The theater’s shows are an interactive murder-mystery that take a humorous spoof of a well-known entity. There’s a pre-text for why a guest is there, then the murder happens and the audience spends the rest of the show solving the case. Audience participation is very much encouraged.
Each show is carefully curated to a theme, from the food to the activities beforehand. Current show Spyballs: Death of a Secret Agent is a James Bond spoof that puts guests at international spy ball where tragedy occurs. Also on Cloak & Dagger’s current lineup is Titanic-themed Wreck of the Enormous: A Mystery of Titanic Proportion, western-inspired Mayhem at the 5 Aces Casino, time-travelling Sock Hop Homicide, and Glee meets horror meets summer camp gone wrong The Mystery of Camp Killapunk.
Cloak & Dagger runs six to seven shows at a time on two month rotations. The variety keeps audience members coming back for new experiences, solving the problem of long-running shows where patrons already know the mysterious culprit.
The mystery is only half the experience at Cloak & Dagger. A gourmet catered meal makes it a true dinner and a show outing.
“We treat the food differently and thematically,” Emerson says. Shane’s Gourmet Catering whips up the buffet-style menus in-house.
While most shows are for a more mature audience, “There’s something appropriate for everybody,” Emerson says. He’s seen everything from families, to a sweet 16 party and even a group of high-school aged Girl Scouts come through the doors.
“Our demographics are growing,” Emerson adds. In 2009, the average audience member was in their mid-50s. Today, the age range is skewing quite a bit younger, thanks in part to a partnership with Experience Columbus.
“They expose us to a wide variety of people that are looking on the internet and those people tend to be a bit younger,” Emerson says. Their membership and listing on the organization’s website has helped capture a new audience, from out-of-towners, to people who normally wouldn’t normally set foot in a theater. That wide-ranging audience is what Emerson wants for the company.
“Playing for the masses is much more interesting for me than people seeing theater all the time,” he says.
Being a member of Experience Columbus has helped Cloak & Dagger do more than just expand their audience.

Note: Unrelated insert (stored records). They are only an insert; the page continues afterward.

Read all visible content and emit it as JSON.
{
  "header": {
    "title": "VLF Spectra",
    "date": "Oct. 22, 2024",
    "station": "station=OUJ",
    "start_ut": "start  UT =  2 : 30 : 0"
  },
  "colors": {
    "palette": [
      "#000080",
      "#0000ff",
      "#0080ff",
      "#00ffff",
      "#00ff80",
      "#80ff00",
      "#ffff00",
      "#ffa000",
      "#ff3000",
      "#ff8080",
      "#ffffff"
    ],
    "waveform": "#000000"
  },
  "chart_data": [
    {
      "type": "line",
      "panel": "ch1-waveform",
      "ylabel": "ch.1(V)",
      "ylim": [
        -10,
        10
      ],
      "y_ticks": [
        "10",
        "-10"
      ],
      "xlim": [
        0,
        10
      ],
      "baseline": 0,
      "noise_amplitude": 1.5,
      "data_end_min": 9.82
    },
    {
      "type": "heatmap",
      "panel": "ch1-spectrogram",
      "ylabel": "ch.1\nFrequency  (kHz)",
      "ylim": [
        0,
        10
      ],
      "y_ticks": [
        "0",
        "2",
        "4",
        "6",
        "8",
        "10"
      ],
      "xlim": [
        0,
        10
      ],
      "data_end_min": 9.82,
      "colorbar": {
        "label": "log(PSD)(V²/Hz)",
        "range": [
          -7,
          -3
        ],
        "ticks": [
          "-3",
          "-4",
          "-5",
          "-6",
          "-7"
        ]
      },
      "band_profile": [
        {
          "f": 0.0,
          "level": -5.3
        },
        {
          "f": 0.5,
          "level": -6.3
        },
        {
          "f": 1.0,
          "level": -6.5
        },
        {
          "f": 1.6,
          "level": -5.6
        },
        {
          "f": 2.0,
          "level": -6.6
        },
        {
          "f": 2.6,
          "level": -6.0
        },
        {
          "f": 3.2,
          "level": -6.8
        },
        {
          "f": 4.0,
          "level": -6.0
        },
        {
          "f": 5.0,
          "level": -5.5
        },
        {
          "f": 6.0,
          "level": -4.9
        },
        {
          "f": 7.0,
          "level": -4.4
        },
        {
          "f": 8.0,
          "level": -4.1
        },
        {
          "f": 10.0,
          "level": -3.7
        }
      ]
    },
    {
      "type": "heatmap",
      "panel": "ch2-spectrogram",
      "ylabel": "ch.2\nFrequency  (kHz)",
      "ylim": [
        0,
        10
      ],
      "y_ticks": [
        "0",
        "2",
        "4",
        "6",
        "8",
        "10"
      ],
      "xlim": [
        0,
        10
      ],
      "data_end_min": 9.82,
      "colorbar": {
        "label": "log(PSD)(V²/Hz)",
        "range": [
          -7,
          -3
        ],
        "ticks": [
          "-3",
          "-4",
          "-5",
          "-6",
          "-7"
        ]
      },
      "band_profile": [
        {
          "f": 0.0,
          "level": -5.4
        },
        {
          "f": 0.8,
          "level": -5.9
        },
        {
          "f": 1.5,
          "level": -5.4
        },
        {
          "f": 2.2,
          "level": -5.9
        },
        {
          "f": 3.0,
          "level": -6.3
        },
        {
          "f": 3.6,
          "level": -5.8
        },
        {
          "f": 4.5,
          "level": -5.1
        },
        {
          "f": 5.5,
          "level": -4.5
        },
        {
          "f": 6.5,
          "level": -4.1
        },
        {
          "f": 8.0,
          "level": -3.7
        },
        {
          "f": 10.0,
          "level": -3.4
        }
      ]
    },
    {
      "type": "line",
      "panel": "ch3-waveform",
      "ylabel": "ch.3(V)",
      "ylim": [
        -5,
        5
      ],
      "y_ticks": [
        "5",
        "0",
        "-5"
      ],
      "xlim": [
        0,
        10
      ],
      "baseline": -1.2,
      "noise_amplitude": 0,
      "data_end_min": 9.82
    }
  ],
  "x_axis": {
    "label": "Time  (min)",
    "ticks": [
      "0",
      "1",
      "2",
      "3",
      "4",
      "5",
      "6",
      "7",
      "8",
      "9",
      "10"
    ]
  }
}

“I think that we learn something all the time from them,” Emerson says. “So far it’s been a great experience for us.” He looks forward to the theater getting even more involved in the organization. He knows that as a small business (and one that’s really still almost in the startup stage since its move), it’s important to get your name out there any way you can. Emerson says Experience Columbus is a great way to do that.